Problem solved (unless anything important was in that file but i think it will be fine)
so just then i moved it to the desktop (both the local and the roaming ones)
This is NOT by itself able to do what you think.
I think it only works as expected if you stop the Windows Service "DISTRIBUTED LINK TRACKING CLIENT"
I have been testing a new version of an application.
Two days ago I received the latest Beta variant and tried to install to a new location,
but it detected the previous version in the old location and would not proceed unless I allowed it to uninstall the previous.
Instead I renamed the parent folder from
D:\Rescue\ to D:\#-Rescue-3.4-Beta-#\
and exactly as you would have expected,
the previous version was no longer detected and I was able to install to E:\Rescue-3.4.1\
BUT As I anticipated,
Windows Start Menu now has fully working links to the older variant in its new location as well as a new link to the latest variant on a different drive.
and a desktop shortcut that launched the old variant on the old path still launches that application on a new path
I put this down to the magic of the Windows Services
DISTRIBUTED LINK TRACKING CLIENT
which has the description
"Maintains links between NTFS files within a computer or across computers in a network."
This service is normally by default an Automatic Startup Type.
I found that it had to be either disabled or set to manual and stopped before I could use Acronis Partition image software.
So Alan, to cut your long story short, are you really saying that Owl222's cookie problems would have been sorted if he had disabled the Windows Distributed Link Tracking Service?

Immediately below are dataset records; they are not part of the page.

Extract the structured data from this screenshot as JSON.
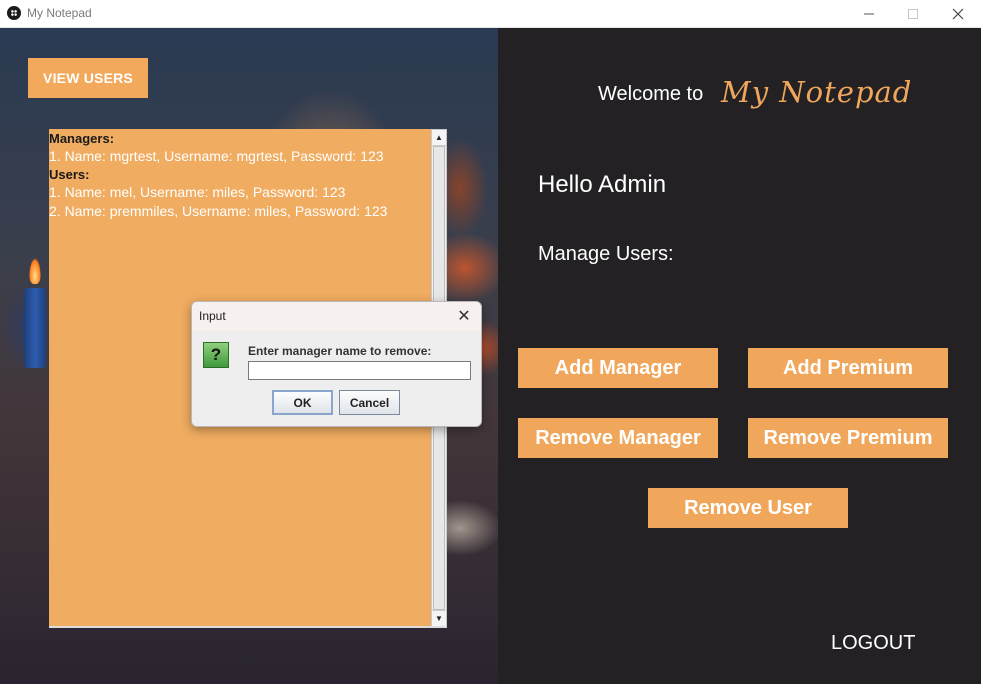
{
  "window": {
    "title": "My Notepad",
    "app_icon": "notepad-app-icon",
    "controls": {
      "minimize": "–",
      "maximize": "☐",
      "close": "✕"
    }
  },
  "left": {
    "view_users_label": "VIEW USERS",
    "users_list": [
      {
        "text": "Managers:",
        "kind": "heading"
      },
      {
        "text": "1. Name: mgrtest, Username: mgrtest, Password: 123",
        "kind": "item"
      },
      {
        "text": "Users:",
        "kind": "heading"
      },
      {
        "text": "1. Name: mel, Username: miles, Password: 123",
        "kind": "item"
      },
      {
        "text": "2. Name: premmiles, Username: miles, Password: 123",
        "kind": "item"
      }
    ],
    "scroll": {
      "up": "▲",
      "down": "▼"
    }
  },
  "right": {
    "welcome": "Welcome to",
    "brand": "My Notepad",
    "hello": "Hello Admin",
    "manage": "Manage Users:",
    "buttons": {
      "add_manager": "Add Manager",
      "add_premium": "Add Premium",
      "remove_manager": "Remove Manager",
      "remove_premium": "Remove Premium",
      "remove_user": "Remove User"
    },
    "logout": "LOGOUT"
  },
  "dialog": {
    "title": "Input",
    "close": "✕",
    "icon": "?",
    "prompt": "Enter manager name to remove:",
    "input_value": "",
    "ok": "OK",
    "cancel": "Cancel"
  },
  "colors": {
    "accent": "#f0a75b",
    "right_bg": "#232124",
    "text_area_bg": "#f0ac60"
  }
}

So Alan, to cut your long story short, are you really saying that Owl222's cookie problems would have been sorted if he had disabled the Windows Distributed Link Tracking Service?
Yes, that is a definite possibility (nothing is certain with Windows).
The other less technical solution might have been to delete that folder and its contents.
Even a temporary delete to the recycle bin might have been enough - rashly assuming that Windows has the intelligence to recognise that recycled things do not need tracking.
I do not really understand all the consequence of Windows Distributed Link Tracking Service
I just know that when it is active you do not lose track of where things move to.
I understand that due to this service a company I.T. Administrator is able to relocate an application suite from one of his network servers to another server,
and automatically all his user client computers will use that application without an user awareness that relocation has happened.